Expression of EGFP in different IECs groups. (A) The blank group (IECs without plasmid). (B) The control group (IECs transfected with empty plasmid pEGFP-C1). (C) Transfection group (IECs transfected with a recombinant plasmid pEGFP-C1-CaNBD). Bar=100 μm.

The intracellular Ca2+, Mg2+, K+, and HCO3- concentrations in the transfection group were significantly elevated in comparison with the black group and control group (P <0.05) (Fig. 6A); however, no significant difference was observed between the black group and control group (P >0.05). A significantly lower level of the extracellular Ca2+, Mg2+, K+, and HCO3- concentrations were present in the transfection group (P <0.05) in comparison with the black group and control group (Fig. 6B). Furthermore, the extracellular Ca2+, Mg2+, K+, and HCO3- concentrations in the control group were not significantly lower than in the black group (P >0.05).

Fig. 6.

Change of intracellular and extracellular ions concentration. (A) Change of intracellular ions concentration. (B) Change of extracellular ions concentration. *P<0.05. Error bars represent SEM of 9 repeats.

The ABC proteins generally consisted of 4 regional; 2 hydrophobic transmembrane binding regions and 2 NBDs [14,15]. Walker et al. [16] clarified that the NBDs existed in the conservative area of ABC transporters, which contained 2 main motifs (Walker A and Walker B) and ABC protein characteristic motifs. In this study, 9 amino acids of the Walker A motif in NBD region of CaABC gene in N-terminal amino acid sequence and 10 amino acids of Walker B in C-terminal amino acids were the same as Pgp1 and Cp-MRP. The results were in agreement with previous studies. Therefore, the amplification of 411 bp gene is NBD region of CaABC gene.

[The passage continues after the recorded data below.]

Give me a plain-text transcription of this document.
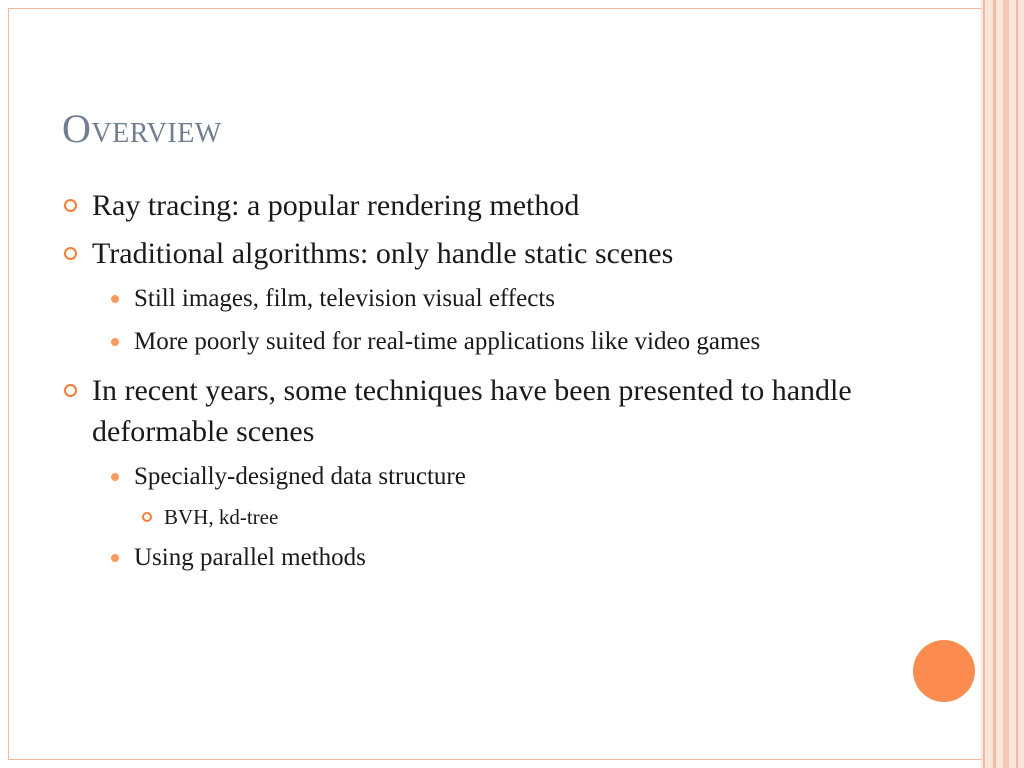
Overview
Ray tracing: a popular rendering method
Traditional algorithms: only handle static scenes
Still images, film, television visual effects
More poorly suited for real-time applications like video games
In recent years, some techniques have been presented to handle deformable scenes
Specially-designed data structure
BVH, kd-tree
Using parallel methods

CpABC protein is transport proteins located in fold structure feeding device membrane of Cryptosporidium, which has greatly relation with Cryptosporidium nutrient intake and waste drainage [17]. In this study, the recombinant plasmid pEGFP-C1-CaNBD was constructed, and imported into mouse IECs. Recombinant plasmid pEGFP-C1-CaNBD was successfully imported and expressed in mouse IECs by analyzing the results of recombinant plasmid sequencing and observing IECs fluorescence. The results showed that NBD region of CaABC gene could express validly in mouse IECs, and the ABC protein of Cryptosporidium research continue to expand through the cell model.

This study also showed the changes of ion concentration in IECs after NBD domain transformation. The mechanism may be that NBD region of CaABC transporter is responsible for ATP binding and hydrolysis and regulate gated substrate channels. Thus, NBD domain transformation in IECs was used for more ATP binding; gated substrates channels (including ion channel) were widely opened. Hence, the ion concentration in IECs by NBD domain transformation changed. The amplification and expression of NBD region of CaABC gene will provide an important basis for ABC protein gene complete sequence amplification and study of nutrient transport and multidrug resistance in IECs. It is expected to find the inhibitor to inhibit ATP binding to NBD region and transport processes with substrates. The eventual purpose is used for drug development and treatment of cryptosporidiosis.